Business
Asia Dominates Global Digital Hardware Trade with Key Electronic Components
Nearly 80% of the world’s information and communications technology goods now originate from Asia, according to new trade data released by the United Nations Conference on Trade and Development (UNCTAD), underscoring the region’s overwhelming dominance in the backbone of the digital economy.
Key takeaways
- Asia produces nearly 80% of global ICT goods exports, with electronic components like chips and sensors driving growth while consumer electronics stagnate.
- Europe dominates ICT services exports with 57% market share, while Africa and Latin America combined account for just 2.5% of the $1.2 trillion global market.
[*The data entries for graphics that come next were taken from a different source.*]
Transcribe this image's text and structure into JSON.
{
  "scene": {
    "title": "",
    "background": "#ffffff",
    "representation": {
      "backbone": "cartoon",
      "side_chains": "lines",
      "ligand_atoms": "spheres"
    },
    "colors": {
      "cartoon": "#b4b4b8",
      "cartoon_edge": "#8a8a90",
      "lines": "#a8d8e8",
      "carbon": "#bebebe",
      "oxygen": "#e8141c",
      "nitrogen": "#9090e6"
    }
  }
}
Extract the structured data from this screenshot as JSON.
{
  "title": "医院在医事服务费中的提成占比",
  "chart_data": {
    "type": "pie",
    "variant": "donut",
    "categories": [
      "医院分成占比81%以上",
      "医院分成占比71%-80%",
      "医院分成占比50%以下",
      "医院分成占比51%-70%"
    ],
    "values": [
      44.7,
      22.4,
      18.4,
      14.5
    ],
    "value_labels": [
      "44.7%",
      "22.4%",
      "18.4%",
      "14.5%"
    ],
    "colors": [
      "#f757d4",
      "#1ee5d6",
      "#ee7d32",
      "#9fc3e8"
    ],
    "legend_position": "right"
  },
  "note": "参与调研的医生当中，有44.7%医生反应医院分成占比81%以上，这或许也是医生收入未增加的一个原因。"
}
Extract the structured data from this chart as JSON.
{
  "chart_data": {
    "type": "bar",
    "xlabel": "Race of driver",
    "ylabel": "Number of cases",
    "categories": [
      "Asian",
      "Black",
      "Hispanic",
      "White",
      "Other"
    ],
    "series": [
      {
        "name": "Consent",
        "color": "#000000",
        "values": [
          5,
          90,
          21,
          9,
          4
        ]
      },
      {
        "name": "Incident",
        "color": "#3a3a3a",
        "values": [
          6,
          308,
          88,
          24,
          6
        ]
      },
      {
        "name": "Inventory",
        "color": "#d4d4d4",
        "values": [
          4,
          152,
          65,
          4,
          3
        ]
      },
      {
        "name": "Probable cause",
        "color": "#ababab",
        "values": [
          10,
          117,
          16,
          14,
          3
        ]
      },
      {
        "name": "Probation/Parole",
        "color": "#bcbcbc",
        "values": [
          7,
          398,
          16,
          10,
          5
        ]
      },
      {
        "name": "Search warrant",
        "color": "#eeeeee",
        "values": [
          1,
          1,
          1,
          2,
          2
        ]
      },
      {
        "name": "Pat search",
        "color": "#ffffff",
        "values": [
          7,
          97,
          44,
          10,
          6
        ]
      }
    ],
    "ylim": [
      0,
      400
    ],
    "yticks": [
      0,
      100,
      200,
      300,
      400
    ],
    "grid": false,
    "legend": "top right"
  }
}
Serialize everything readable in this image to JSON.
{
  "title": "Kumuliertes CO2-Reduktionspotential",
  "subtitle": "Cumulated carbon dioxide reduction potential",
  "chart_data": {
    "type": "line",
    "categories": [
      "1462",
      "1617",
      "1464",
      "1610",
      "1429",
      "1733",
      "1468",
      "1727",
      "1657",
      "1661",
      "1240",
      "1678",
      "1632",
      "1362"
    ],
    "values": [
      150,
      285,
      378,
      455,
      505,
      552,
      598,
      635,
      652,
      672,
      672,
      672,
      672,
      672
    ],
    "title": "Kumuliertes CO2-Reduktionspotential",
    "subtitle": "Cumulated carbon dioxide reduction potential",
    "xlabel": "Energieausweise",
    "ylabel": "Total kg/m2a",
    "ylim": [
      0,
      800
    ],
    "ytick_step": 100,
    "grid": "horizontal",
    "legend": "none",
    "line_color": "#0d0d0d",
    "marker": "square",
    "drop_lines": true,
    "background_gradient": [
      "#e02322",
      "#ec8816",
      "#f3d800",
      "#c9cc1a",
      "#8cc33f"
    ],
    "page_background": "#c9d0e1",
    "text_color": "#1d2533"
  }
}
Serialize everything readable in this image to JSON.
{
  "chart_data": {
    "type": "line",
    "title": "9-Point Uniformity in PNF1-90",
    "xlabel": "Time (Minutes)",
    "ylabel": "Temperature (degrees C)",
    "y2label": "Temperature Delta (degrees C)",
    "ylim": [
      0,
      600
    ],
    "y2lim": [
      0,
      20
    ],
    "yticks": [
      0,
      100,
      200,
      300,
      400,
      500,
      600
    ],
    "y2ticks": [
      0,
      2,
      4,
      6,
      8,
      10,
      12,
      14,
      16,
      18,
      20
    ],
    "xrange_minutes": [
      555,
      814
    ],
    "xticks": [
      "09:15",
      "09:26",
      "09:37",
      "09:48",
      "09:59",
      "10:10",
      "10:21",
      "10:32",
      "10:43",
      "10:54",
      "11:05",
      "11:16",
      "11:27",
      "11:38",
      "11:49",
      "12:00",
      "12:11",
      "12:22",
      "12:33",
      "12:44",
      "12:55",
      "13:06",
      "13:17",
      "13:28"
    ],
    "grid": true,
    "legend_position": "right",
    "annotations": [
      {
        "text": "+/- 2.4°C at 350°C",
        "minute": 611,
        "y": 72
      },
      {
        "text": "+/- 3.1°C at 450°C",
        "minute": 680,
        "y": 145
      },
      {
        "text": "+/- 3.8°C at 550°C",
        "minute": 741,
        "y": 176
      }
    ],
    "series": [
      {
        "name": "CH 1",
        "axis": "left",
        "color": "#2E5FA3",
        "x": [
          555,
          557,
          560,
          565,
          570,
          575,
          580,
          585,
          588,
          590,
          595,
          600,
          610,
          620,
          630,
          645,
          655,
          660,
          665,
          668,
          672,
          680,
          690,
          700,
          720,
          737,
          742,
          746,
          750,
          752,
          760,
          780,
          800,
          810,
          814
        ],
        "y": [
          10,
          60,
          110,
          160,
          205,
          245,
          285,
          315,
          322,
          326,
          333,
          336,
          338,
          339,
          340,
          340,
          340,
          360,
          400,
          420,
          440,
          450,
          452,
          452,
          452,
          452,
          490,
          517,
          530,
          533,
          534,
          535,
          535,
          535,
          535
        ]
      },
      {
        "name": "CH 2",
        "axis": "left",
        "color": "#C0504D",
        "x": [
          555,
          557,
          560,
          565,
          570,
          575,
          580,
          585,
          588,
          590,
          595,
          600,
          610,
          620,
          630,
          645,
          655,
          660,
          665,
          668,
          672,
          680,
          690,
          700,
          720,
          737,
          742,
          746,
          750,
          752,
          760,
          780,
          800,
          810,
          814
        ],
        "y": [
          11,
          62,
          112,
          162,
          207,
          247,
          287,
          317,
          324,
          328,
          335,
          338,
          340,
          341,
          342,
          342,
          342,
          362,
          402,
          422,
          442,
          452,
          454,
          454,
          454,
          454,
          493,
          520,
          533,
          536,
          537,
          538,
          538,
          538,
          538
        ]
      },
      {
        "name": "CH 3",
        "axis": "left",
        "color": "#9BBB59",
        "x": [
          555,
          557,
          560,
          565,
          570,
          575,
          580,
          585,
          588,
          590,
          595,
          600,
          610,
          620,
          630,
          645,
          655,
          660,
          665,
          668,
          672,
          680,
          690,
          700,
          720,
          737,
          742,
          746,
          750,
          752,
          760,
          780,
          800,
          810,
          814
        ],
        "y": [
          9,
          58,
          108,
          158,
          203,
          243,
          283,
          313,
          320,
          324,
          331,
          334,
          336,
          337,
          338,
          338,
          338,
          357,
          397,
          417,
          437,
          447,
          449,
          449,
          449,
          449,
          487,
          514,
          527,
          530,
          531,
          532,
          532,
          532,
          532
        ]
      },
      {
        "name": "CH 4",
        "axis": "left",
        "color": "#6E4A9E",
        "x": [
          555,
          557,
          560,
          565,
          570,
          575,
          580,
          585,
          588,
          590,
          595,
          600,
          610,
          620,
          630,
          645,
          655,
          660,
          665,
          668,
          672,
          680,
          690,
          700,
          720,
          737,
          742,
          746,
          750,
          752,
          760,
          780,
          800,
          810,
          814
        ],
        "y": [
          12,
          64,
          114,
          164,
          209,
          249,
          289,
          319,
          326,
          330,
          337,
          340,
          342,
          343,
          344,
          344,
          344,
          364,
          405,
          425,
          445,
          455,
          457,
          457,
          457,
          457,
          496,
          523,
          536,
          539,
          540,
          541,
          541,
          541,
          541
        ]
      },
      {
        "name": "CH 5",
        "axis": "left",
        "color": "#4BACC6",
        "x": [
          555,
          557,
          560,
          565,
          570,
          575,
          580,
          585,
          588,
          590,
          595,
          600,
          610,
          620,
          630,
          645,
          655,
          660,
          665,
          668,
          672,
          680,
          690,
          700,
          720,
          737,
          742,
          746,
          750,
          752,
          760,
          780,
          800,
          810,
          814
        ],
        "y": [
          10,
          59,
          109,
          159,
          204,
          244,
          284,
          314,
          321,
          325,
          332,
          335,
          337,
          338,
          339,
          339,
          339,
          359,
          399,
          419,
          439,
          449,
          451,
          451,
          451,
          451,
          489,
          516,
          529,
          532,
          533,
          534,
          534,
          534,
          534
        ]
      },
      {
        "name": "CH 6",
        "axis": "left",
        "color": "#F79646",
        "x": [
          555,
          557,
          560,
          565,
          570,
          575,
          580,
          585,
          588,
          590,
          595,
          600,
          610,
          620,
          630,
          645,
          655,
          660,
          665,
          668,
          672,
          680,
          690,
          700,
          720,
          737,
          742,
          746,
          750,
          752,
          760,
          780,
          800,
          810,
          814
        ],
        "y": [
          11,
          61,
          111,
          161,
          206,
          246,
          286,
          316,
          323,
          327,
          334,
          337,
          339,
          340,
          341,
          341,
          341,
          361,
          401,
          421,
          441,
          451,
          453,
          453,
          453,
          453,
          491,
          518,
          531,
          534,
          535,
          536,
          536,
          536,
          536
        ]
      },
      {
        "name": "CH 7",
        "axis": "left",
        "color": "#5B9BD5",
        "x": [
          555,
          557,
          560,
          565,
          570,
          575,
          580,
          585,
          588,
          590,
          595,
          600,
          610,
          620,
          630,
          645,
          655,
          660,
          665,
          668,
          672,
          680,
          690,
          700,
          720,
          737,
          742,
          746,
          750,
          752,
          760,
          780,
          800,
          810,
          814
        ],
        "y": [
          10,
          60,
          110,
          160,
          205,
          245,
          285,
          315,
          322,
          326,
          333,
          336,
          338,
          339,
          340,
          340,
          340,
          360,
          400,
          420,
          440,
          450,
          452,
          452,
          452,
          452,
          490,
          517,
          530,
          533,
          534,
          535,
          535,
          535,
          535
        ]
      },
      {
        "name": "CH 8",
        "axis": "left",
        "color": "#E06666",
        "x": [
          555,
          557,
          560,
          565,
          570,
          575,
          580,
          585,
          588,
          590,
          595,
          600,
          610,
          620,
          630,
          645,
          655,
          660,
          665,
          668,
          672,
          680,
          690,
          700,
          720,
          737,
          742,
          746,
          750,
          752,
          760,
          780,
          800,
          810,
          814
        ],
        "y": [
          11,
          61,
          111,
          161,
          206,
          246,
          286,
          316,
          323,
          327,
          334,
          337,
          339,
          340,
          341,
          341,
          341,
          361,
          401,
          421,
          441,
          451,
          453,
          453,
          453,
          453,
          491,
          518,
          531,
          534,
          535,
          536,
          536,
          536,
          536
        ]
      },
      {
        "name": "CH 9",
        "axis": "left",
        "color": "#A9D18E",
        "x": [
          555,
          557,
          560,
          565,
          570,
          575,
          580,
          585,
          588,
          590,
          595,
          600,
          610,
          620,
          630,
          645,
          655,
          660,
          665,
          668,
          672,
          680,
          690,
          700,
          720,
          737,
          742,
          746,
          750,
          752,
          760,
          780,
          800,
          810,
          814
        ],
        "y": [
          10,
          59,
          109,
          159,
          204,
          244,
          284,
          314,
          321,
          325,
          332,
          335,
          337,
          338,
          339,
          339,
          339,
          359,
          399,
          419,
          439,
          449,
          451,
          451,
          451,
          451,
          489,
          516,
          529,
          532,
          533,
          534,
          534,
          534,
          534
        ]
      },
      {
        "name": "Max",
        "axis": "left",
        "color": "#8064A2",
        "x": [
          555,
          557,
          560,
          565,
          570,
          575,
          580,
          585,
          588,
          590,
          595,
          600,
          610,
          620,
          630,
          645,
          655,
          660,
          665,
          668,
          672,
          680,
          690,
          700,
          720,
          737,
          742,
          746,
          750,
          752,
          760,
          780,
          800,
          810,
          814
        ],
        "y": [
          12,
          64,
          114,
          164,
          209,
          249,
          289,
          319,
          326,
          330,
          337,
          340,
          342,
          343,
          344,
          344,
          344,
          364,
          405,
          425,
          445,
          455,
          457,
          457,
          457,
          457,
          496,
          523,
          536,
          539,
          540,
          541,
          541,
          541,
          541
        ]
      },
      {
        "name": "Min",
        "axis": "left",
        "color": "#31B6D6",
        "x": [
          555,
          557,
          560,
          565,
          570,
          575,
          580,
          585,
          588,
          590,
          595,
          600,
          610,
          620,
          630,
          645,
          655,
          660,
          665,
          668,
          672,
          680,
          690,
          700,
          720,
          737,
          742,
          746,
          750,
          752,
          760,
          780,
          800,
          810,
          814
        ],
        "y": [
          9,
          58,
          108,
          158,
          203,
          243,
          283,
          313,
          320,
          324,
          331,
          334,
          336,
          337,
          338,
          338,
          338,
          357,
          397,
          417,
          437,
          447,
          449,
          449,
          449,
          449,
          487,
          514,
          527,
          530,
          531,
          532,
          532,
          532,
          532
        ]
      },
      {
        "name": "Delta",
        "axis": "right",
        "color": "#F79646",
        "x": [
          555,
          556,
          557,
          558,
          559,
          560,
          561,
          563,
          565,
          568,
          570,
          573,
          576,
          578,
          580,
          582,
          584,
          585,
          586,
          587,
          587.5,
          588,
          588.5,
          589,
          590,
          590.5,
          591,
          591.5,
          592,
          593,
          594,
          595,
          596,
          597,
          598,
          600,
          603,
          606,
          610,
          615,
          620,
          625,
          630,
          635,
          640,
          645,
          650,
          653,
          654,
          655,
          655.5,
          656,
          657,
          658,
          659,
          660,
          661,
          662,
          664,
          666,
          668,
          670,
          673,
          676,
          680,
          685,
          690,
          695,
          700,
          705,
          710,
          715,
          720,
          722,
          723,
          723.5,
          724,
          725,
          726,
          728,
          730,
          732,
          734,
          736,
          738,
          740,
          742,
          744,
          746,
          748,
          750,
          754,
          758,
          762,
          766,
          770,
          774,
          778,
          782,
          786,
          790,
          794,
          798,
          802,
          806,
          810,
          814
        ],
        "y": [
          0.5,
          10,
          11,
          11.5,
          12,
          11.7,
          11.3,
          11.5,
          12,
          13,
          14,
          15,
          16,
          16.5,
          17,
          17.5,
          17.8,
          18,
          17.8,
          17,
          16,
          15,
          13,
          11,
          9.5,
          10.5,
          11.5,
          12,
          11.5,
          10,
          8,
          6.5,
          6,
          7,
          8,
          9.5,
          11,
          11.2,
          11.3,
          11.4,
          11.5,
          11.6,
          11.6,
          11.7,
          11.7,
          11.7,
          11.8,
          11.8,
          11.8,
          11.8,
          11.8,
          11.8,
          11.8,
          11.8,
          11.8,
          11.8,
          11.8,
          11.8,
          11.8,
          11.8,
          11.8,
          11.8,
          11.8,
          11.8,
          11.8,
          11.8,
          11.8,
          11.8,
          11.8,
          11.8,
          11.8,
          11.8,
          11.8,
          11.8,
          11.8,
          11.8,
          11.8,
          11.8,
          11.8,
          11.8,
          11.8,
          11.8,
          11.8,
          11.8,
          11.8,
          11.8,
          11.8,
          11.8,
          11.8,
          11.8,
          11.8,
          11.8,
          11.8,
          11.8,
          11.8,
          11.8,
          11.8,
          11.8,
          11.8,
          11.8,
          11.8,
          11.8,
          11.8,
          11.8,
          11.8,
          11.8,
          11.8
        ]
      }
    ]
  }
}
- Developing countries risk permanent marginalization in digital trade without urgent investment in broadband infrastructure, digital skills, and supportive trade policies.
The findings, published on January 29, reveal that ICT products ranging from semiconductors to smartphones accounted for more than 12% of total global merchandise exports in 2024. This translates to over one dollar in every eight earned from international trade in goods coming from digital-enabling hardware.
Electronic Components Fuel Unprecedented Growth
The surge in digital trade has been primarily driven by electronic components, including microchips, circuit boards, and sensors, the invisible infrastructure powering everything from cloud computing and electric vehicles to renewable energy systems. Trade in these components has surged dramatically over the past 15 years, even as consumer electronics and other ICT products have stagnated.
“Electronic components are the invisible backbone of the digital economy,” UNCTAD stated in its analysis, emphasizing that countries capable of producing these components secure not only skilled jobs but also technology spillovers and more resilient export revenues.
The Digital Divide Deepens
While Asia’s manufacturing prowess continues to expand, the data exposes a stark global imbalance. Many developing economies remain confined to lower-value components or assembly operations, limiting their ability to capitalize on digital and energy transitions.
The disparity is even more pronounced in ICT services. Europe commanded 57% of the $1.2 trillion global ICT services export market in 2024, with Asia and Oceania capturing 33%. North America held 8%, while Africa, Latin America, and the Caribbean combined accounted for a mere 2.5%, less than $30 billion.
Digital Delivery Reshapes Trade Landscape
Trade in digitally deliverable products, services that can be transmitted remotely over computer networks, including telecommunications, consulting, healthcare, education, and digital media, grew 10% in 2024, reaching 56% of all global services exports.
Developed economies dominated this sector, exporting approximately $3.8 trillion worth of digitally deliverable products compared to $1.2 trillion from developing nations.
“Digital delivery eliminates the need for physical proximity between service suppliers and consumers, lowering traditional barriers to services trade,” UNCTAD noted. However, this advantage comes with a caveat: dependence on digital connectivity and skills creates new obstacles for countries with weaker digital infrastructure.
A Call for Strategic Investment
UNCTAD’s analysis warns that without targeted investment in broadband infrastructure, digital skills development, data governance frameworks, and supportive trade policies, many developing countries risk being permanently sidelined as digital trade deepens.
“The imbalances between developed and developing countries highlight persistent gaps in digital capacity,” the report emphasized. “Countries that fail to invest in their digital ecosystems risk remaining marginal players in one of the fastest-growing segments of global trade.”
As technological change accelerates and global trade undergoes structural transformation, the data reveals not just economic statistics but deeper stories about opportunity, inequality, and the shifting geography of economic power in the digital age.UNCTAD’s analysis issues a critical warning: without targeted investment in broadband infrastructure, digital skills development, data governance frameworks, and supportive trade policies, many developing countries risk permanent marginalization in an increasingly digital global economy. The report emphasizes persistent gaps in digital capacity, urging countries to invest in their digital ecosystems to avoid being sidelined from one of the fastest-growing segments of global trade.